I graduated in 2009 with a B.A. in psychology and philosophy. I knew I wanted to study psychology when I started at Baylor, but I learned to love philosophy while there and added the major during my junior year. I went on to get my doctorate in clinical psychology from George Washington University in Washington, DC. Although I ended up pursuing a career in psychology, my philosophy and BIC courses were my favorites while I went to Baylor.
What are you doing currently for work/career? What do you enjoy most about your work?
I currently work as a clinical psychologist at a children’s hospital in Boston. I specialize in treating children and adolescents with depression, anxiety, PTSD, difficult family dynamics, and other emotional and mental health challenges. I also do psychological testing with kids and teens to help them, and those around them, understand their cognitive abilities and the underlying reasons for their behavior more fully. I love a lot of things about my job! I am able to do a variety of different activities throughout the day, including therapy, testing, writing, reading, supervising psychologists-in-training, and teaching seminars.
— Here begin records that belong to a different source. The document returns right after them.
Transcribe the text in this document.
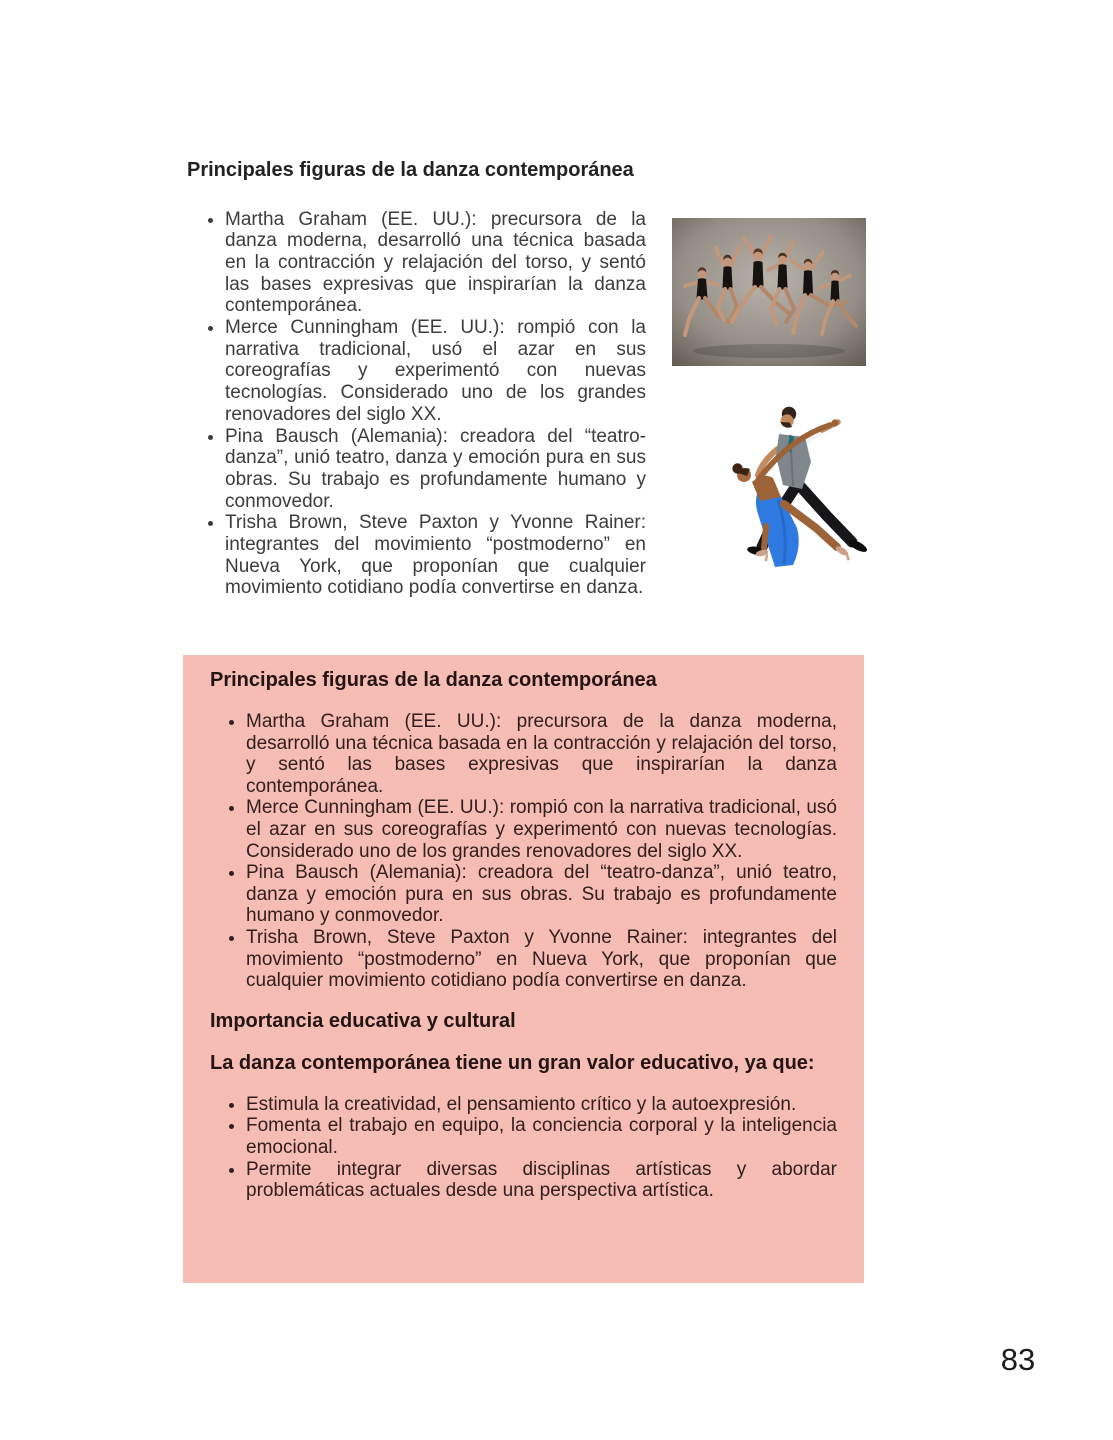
Principales figuras de la danza contemporánea
• Martha Graham (EE. UU.): precursora de la danza moderna, desarrolló una técnica basada en la contracción y relajación del torso, y sentó las bases expresivas que inspirarían la danza contemporánea.
• Merce Cunningham (EE. UU.): rompió con la narrativa tradicional, usó el azar en sus coreografías y experimentó con nuevas tecnologías. Considerado uno de los grandes renovadores del siglo XX.
• Pina Bausch (Alemania): creadora del “teatro-danza”, unió teatro, danza y emoción pura en sus obras. Su trabajo es profundamente humano y conmovedor.
• Trisha Brown, Steve Paxton y Yvonne Rainer: integrantes del movimiento “postmoderno” en Nueva York, que proponían que cualquier movimiento cotidiano podía convertirse en danza.
Principales figuras de la danza contemporánea
• Martha Graham (EE. UU.): precursora de la danza moderna, desarrolló una técnica basada en la contracción y relajación del torso, y sentó las bases expresivas que inspirarían la danza contemporánea.
• Merce Cunningham (EE. UU.): rompió con la narrativa tradicional, usó el azar en sus coreografías y experimentó con nuevas tecnologías. Considerado uno de los grandes renovadores del siglo XX.
• Pina Bausch (Alemania): creadora del “teatro-danza”, unió teatro, danza y emoción pura en sus obras. Su trabajo es profundamente humano y conmovedor.
• Trisha Brown, Steve Paxton y Yvonne Rainer: integrantes del movimiento “postmoderno” en Nueva York, que proponían que cualquier movimiento cotidiano podía convertirse en danza.
Importancia educativa y cultural

La danza contemporánea tiene un gran valor educativo, ya que:

• Estimula la creatividad, el pensamiento crítico y la autoexpresión.
• Fomenta el trabajo en equipo, la conciencia corporal y la inteligencia emocional.
• Permite integrar diversas disciplinas artísticas y abordar problemáticas actuales desde una perspectiva artística.
83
My work involves complex and nuanced thinking, but also connecting emotionally with others. Of course the best feeling is seeing a child make progress in knowing, expressing, and regulating their emotions; those moments when kids feel proud of themselves for the work they have done are the most rewarding.
How has your BIC education influenced your life/career since leaving Baylor?
The main point that has stuck with me is that openness to new experience is an incredibly valuable thing to practice. It can be very challenging to separate from your own biases and beliefs at times, but when you can do so and see the “other” as someone to learn from and connect with, everyone benefits. We were challenged to do that both intellectually and experientially (going to the Mosque, Hindu temple, Synagogues, etc.) many times throughout our time in the BIC. I think that value of openness and genuinely attempting to see connections and meaning in things that initially feel very “other” from myself has influenced my desire and ability to empathize with people, including patients. It’s also made life a lot more interesting!
Do you have a favorite memory from your time in BIC?
It’s hard to choose just one. I loved the field trips in general, but my favorite was going to the Dallas Museum of Art. I followed Dr. Henry Wright around and learned a ton about the paintings and artists. It made me appreciate the art much more to learn about the people and historical/cultural contexts of the works.
Is there something you learned in BIC that still sticks with you today?
Honestly, I was very shy when I started attending Baylor. The most important thing I learned that still sticks with me is to speak up and not be afraid to share my thoughts and opinions with others. The small group class format in particular made this easier for me over the four years that I was in the BIC, and it’s something I’ve carried with me throughout my graduate training and career. Even if my BIC classmates or professors didn’t agree with my points, the environment was one where we were allowed to explore and work through ideas out loud. I think that kind of setting is crucial for intellectual and personal growth.
What are your goals for the future?
What a hard question! Overall, I hope to keep growing as a person and as a psychologist. Balancing all the roles I’d like to play is likely to be challenging. I remember that during my capstone course with Drs. Hanks and Lenore Wright, we talked about how challenging it can be to develop a professional identity while raising a family and maintaining a home, particularly for women. I’d like to be able to feel that I’m fully participating in each realm of life and finding meaning by integrating those experiences. As for concrete goals, I’d love to write a children’s book one day!
Is there anything else would you like to share?
I can’t say enough how glad I am that I participated in the BIC. I hope my responses reflect how much I think it added to my experience while at Baylor, and that others continue to be able to have that experience. I am very grateful to the professors who went out of their way to create and maintain the program.